ORIGINALLY PUBLISHED ON JUNE 17, 2021
By Steve Newton
Vancouver jazz artist Bill Coon started playing guitar in his early teens, thanks in large part to his brother David. His elder sibling—currently the leader of New Brunswick’s Green Party—had a cheap acoustic six-string that, despite its high action, young Bill took a real shining to.
“Pretty soon after I stopped taking piano lessons I picked up my brother’s guitar,” says Coon, on the phone from his North Burnaby home. “And as I say—or he will tell people—I never gave it back.”
Not long after absconding with his bro’s instrument, Coon started getting good enough to perform. It wasn’t long before he discovered there was gold in them thar jazz licks. Or a few bucks, anyway.

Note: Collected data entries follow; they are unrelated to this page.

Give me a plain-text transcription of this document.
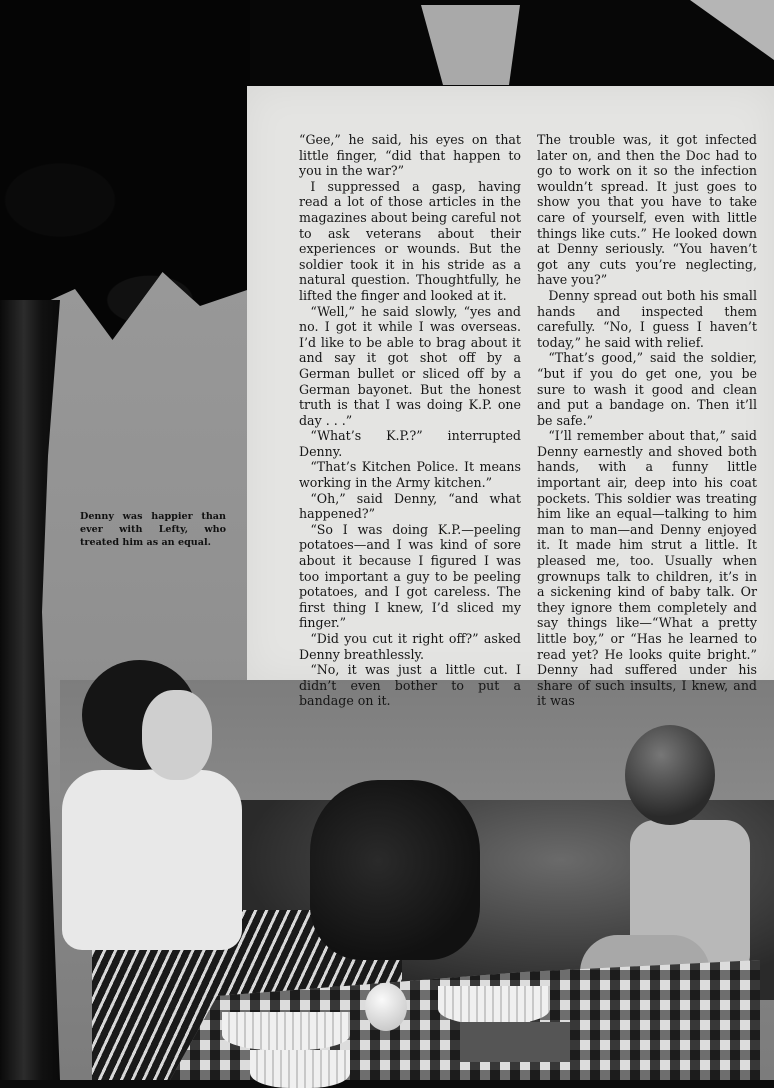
Denny was happier than ever with Lefty, who treated him as an equal.

“Gee,” he said, his eyes on that little finger, “did that happen to you in the war?”

I suppressed a gasp, having read a lot of those articles in the magazines about being careful not to ask veterans about their experiences or wounds. But the soldier took it in his stride as a natural question. Thoughtfully, he lifted the finger and looked at it.

“Well,” he said slowly, “yes and no. I got it while I was overseas. I’d like to be able to brag about it and say it got shot off by a German bullet or sliced off by a German bayonet. But the honest truth is that I was doing K.P. one day . . .”

“What’s K.P.?” interrupted Denny.

“That’s Kitchen Police. It means working in the Army kitchen.”

“Oh,” said Denny, “and what happened?”

“So I was doing K.P.—peeling potatoes—and I was kind of sore about it because I figured I was too important a guy to be peeling potatoes, and I got careless. The first thing I knew, I’d sliced my finger.”

“Did you cut it right off?” asked Denny breathlessly.

“No, it was just a little cut. I didn’t even bother to put a bandage on it.

The trouble was, it got infected later on, and then the Doc had to go to work on it so the infection wouldn’t spread. It just goes to show you that you have to take care of yourself, even with little things like cuts.” He looked down at Denny seriously. “You haven’t got any cuts you’re neglecting, have you?”

Denny spread out both his small hands and inspected them carefully. “No, I guess I haven’t today,” he said with relief.

“That’s good,” said the soldier, “but if you do get one, you be sure to wash it good and clean and put a bandage on. Then it’ll be safe.”

“I’ll remember about that,” said Denny earnestly and shoved both hands, with a funny little important air, deep into his coat pockets. This soldier was treating him like an equal—talking to him man to man—and Denny enjoyed it. It made him strut a little. It pleased me, too. Usually when grownups talk to children, it’s in a sickening kind of baby talk. Or they ignore them completely and say things like—“What a pretty little boy,” or “Has he learned to read yet? He looks quite bright.” Denny had suffered under his share of such insults, I knew, and it was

“When I first started getting into guitar it didn’t really occur to me that I could make a living doing it,” says Coon. “I remember getting my first gig playing jazz at a Mexican restaurant in downtown Montreal, and I think we made 30 dollars each. I couldn’t really imagine it, because we’d be playing in the basement [for free] anyway. So I thought, ‘Wow, I can make money doing this.’ ”
That first paying gig was followed by over three decades of musical achievements, including playing on over 50 recordings, winning awards and commissions from the B.C. Arts Council and the Canada Council for the Arts, and being chosen Guitarist of the Year at the 2009 National Jazz Awards. So which of those accomplishments is he most proud of?
“I’ve managed to eke out a living playing and teaching music,” replies the 61-year-old, “and that’s not something that is the easiest path. So I’m just kinda proud of that.”
The majority of Coon’s recent musical forays have seen him making use of his favourite guitar, one handcrafted by local luthier Mike Kinal, a high-school woodworking teacher who builds guitars part time. The instrument Coon favours, which he’s been playing for about a dozen years, is called the Mini Voyager.
“I played a lotta guitars,” he says, “and this one seems to suit my body quite well. It has a nice acoustic sound, so if I’m playing with a band like Triology or if I’m doing a smaller group, I can turn my guitar amp down and you can hear the acoustic part of it too, if it’s a quiet situation. So it has a nice acoustic-electric blend to it. And the neck is great.”
As far as his own personal taste in guitar slingers go, Coon isn’t big on speedy players who blast off 10 notes a second. You won’t see him lining up at a Joe Satriani or Steve Vai gig any time soon.
“I certainly appreciate their musicianship and their guitar mastery,” he says, “but I’ve always been into guys that sort of figured a way to do more with less, for example someone like Ed Bickert, or to a certain extent Lenny Breau. Jim Hall. Those kind of players I’ve always been really drawn to, more the lyrical side. But I love all sorts of guitar players.”
Coon says that he was influenced early on by guitarists like George Benson and Wes Montgomery; one of the records that he listened to “to death” was the 1962 Jim Hall/Bill Evans duo record Undercurrent. Nowadays, when he’s not listening to jazz, he enjoys orchestral or chamber music. His fave classical composer is Maurice Ravel.
“He seems to really have a magical way with an orchestra and colour and combinations of instruments,” cites Coon of Ravel. “I love the way he writes.”
As far as local guitar players go, Coon points to Tony Wilson, David Blake, and Dave Sikula as among the city’s top pickers.
“We’ve got a pretty rich guitar thing going on in this city,” he asserts, “and it’s actually really grown in the last 20 years, quite amazingly. The first time I ever heard about a Vancouver jazz scene was hearing Oliver Gannon playing on a CBC program many years ago. I got to play with him, and then we actually made two records. So I consider Oliver Gannon sort of the godfather of the jazz guitar here in Vancouver.